Medtronic Infuse Side Effects
Infuse Bone Graft contains recombinant human Bone Morphogenetic Protein (rhBMP-2), a protein released naturally by the body that promotes bone growth. In 2008, the U.S. Food & Drug Administration (FDA) warned that Infuse and similar products had caused serious and potentially life-threatening problems when they were used off-label in cervical spine (neck) surgeries. Despite such dangers, it is believed that 85% of the procedures using Infuse are off-label.
Last summer, an entire issue of The Spine Journal dedicated to rhBMP-2 products raised serious questions about the validity of the research that was used to gain FDA approval of Infuse. One of the articles published in the journal asserted that Medtronic-sponsored clinical trials had downplayed serious Infuse complications, including:
- Ectopic or uncontrolled bone growth at or near the site of the surgery
- Ongoing or chronic radiating pain in the legs or arms
- Male sterility, retrograde ejaculation, or other uro-genital injuries
- Nerve injuries causing severe and chronic pain
- Cancer
According to that report, the above Medtronic Infuse side effects occurred in 10 to 50 percent of patients who got the product in 13 company-funded clinical trials between 2000 and 2010.

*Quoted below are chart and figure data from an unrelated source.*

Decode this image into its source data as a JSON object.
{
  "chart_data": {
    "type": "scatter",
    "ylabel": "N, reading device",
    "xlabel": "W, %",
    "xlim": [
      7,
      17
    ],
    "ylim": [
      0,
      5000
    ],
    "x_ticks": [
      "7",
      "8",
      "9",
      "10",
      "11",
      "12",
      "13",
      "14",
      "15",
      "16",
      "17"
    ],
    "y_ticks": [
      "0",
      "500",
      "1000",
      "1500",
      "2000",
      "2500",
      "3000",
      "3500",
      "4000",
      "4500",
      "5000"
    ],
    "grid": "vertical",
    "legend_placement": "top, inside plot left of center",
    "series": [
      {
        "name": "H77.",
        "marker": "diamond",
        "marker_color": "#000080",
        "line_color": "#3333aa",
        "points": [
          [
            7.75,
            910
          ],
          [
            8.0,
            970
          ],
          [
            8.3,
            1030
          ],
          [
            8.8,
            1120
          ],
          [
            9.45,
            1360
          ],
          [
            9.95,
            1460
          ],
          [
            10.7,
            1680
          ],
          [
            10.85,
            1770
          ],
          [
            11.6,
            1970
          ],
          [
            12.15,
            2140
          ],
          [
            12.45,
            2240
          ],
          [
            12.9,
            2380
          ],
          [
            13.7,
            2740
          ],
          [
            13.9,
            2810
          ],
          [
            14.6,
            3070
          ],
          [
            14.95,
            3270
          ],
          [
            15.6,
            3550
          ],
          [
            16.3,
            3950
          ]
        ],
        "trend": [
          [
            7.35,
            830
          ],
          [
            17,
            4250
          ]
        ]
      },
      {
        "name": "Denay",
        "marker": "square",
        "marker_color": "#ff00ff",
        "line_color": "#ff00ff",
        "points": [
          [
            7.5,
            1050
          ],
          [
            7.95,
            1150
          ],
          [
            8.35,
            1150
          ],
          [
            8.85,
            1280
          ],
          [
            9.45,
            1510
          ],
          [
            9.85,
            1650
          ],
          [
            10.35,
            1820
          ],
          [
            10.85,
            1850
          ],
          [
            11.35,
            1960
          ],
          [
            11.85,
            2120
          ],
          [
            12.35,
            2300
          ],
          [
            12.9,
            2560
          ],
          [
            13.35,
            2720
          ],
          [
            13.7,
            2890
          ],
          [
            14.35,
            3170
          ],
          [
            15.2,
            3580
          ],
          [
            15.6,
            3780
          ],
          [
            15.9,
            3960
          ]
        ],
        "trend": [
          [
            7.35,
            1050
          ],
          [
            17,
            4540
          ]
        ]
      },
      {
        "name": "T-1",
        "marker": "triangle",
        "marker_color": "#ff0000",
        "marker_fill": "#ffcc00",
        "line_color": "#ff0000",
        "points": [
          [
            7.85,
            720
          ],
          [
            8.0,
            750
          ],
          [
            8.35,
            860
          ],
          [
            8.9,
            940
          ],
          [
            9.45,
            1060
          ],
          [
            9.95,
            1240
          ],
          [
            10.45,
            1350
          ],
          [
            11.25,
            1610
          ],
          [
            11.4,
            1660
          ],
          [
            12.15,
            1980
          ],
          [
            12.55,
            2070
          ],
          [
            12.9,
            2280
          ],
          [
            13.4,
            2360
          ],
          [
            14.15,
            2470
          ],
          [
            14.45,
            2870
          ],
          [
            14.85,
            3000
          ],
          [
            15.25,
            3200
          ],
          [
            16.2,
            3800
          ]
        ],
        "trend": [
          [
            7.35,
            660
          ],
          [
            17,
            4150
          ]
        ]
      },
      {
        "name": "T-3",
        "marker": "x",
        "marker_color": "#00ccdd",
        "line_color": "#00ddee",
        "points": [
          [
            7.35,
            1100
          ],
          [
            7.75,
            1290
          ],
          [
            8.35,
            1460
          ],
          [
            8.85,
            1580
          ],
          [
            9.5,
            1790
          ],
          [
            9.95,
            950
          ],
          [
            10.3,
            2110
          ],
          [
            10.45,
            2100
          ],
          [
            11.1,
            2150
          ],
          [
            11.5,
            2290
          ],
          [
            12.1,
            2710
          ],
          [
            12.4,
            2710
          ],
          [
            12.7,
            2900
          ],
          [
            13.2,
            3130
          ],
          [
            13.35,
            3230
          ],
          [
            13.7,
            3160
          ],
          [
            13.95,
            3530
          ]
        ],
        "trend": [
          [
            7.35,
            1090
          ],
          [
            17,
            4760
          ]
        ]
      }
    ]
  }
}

This past fall, concerns about Medtronic Infuse product deepened when a prominent spine researcher revealed that Infuse may pose a higher cancer risk than first thought. According to Dr. Eugene Carragee, a Stanford University School of Medicine professor and editor of the Spine Journal, research he conducted indicated that patients who underwent procedures using Infuse more than doubled their cancer risk within one year of use. The cancer risk grew to almost five-fold after three years, he said.
Medtronic Infuse Investigations
While doctors can use FDA-approved medical products in anyway they see fit, manufacturers are legally prohibited from promoting off-label use. In 2008, after the FDA warned about complications caused by the off-label use of products like Infuse, the U.S. Department of Justice began investigating the way Infuse had been marketed by Medtronic. The U.S. Senate Finance Committee and the California attorney general are also investigating Medtronic over its marketing of the bone growth product.